Crypto markets dropped on Tuesday after Israel struck South Pars, Iran’s largest gas facility and the source of roughly 70% of the country’s domestic gas supply. The attack hit at the heart of Iran’s energy infrastructure, threatening national electricity generation and sending shockwaves through every major asset class within hours.

The total crypto market capitalisation fell 3.54% to $2.45 trillion. Bitcoin dropped 4% to $71,417, shedding $38 billion in market value. Ethereum fell 6.48% to $2,193. Solana declined 5.55%. XRP lost 3.66% to $1.45. None of the top ten assets escaped the selloff.

Three Hours That Moved Everything

The speed of the reaction was striking. In the three hours following news of the South Pars strike, gold fell 2%, wiping $680 billion in value despite its traditional safe haven status. Silver dropped 2.5%, erasing another $110 billion. 

Oil moved in the opposite direction, jumping back above $97 per barrel as traders priced in supply disruption risk across a region responsible for a significant share of global energy production.

When gold and crypto fall simultaneously, it signals that traders are reducing risk across the board rather than rotating between asset classes.
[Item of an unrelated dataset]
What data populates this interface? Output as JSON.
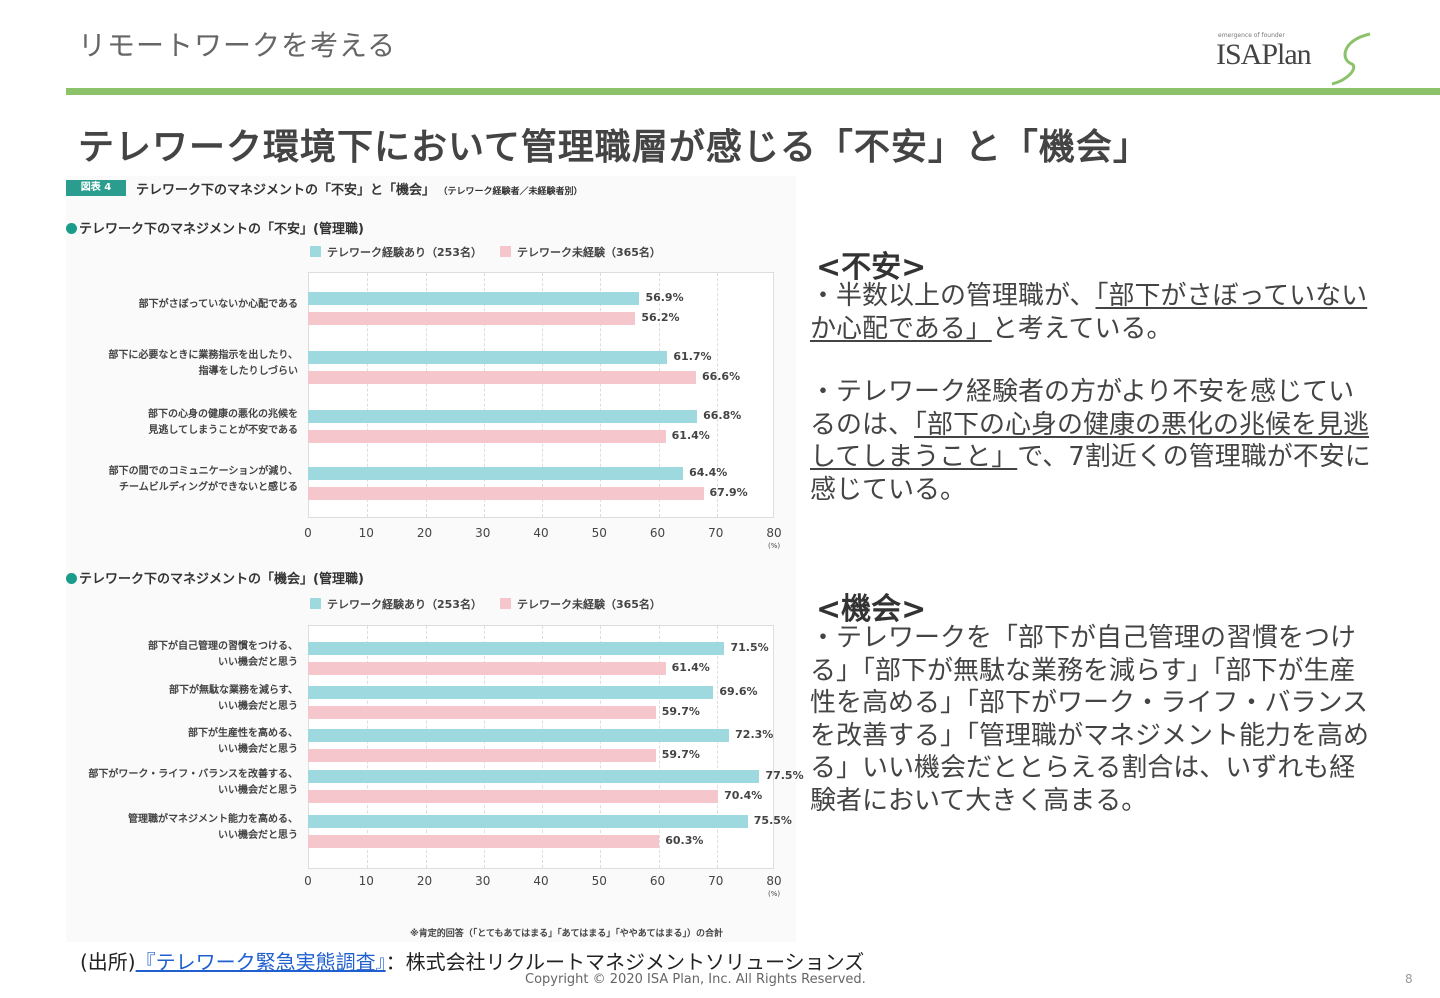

Inflation Was Already the Problem

The geopolitical catalyst landed on ground that was already unstable. Earlier on Tuesday, the United States February Producer Price Index recorded its largest monthly gain in a year, exceeding expectations and pushing back market hopes for Federal Reserve rate cuts in 2026. The higher-for-longer interest rate narrative that has weighed on speculative assets throughout this year received fresh ammunition precisely as the Middle East news broke.
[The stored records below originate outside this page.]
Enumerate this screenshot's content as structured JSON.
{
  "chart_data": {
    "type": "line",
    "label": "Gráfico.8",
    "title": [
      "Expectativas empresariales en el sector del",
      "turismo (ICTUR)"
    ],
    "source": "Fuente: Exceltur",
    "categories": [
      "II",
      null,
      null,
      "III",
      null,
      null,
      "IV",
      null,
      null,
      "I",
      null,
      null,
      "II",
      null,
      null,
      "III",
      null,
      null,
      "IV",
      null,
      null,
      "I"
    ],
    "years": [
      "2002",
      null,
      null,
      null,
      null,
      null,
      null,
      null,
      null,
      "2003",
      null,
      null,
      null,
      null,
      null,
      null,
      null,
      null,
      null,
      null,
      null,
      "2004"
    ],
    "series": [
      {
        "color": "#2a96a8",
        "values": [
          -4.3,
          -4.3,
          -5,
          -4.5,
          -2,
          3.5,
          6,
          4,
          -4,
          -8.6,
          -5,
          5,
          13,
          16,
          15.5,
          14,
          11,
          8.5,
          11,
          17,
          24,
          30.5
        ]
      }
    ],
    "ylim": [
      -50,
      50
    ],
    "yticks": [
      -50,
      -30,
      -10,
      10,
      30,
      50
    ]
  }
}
Crypto absorbed both pressures simultaneously. A high-inflation environment that delays rate cuts is structurally negative for risk assets. An active escalation in a war involving a major oil-producing nation is negative for everything else. Tuesday delivered both in the same session.

Leverage Made the Drop Sharper

The initial macro selloff quickly became something more aggressive as leveraged positions began unwinding. Over $158 million in long positions were forcibly liquidated within four hours. Bitcoin alone saw $41.93 million in liquidations over the full 24-hour period. Forced selling added mechanical downward pressure on top of the fundamental catalyst, turning what might have been a 2% correction into something considerably more disorderly.

The Fear and Greed Index fell to 35, sitting firmly in fear territory. The average crypto RSI dropped to 43.67, approaching oversold conditions across the broader market.

Every eye in the market is now on the Federal Reserve. The FOMC meeting concludes Tuesday with updated interest rate projections and a press conference from Chair Jerome Powell. A hawkish tone, reinforced by the hot PPI data, could extend the selloff into Wednesday. A neutral stance might allow markets to stabilise around the $2.38 trillion technical support level that analysts have been flagging as the key line to hold.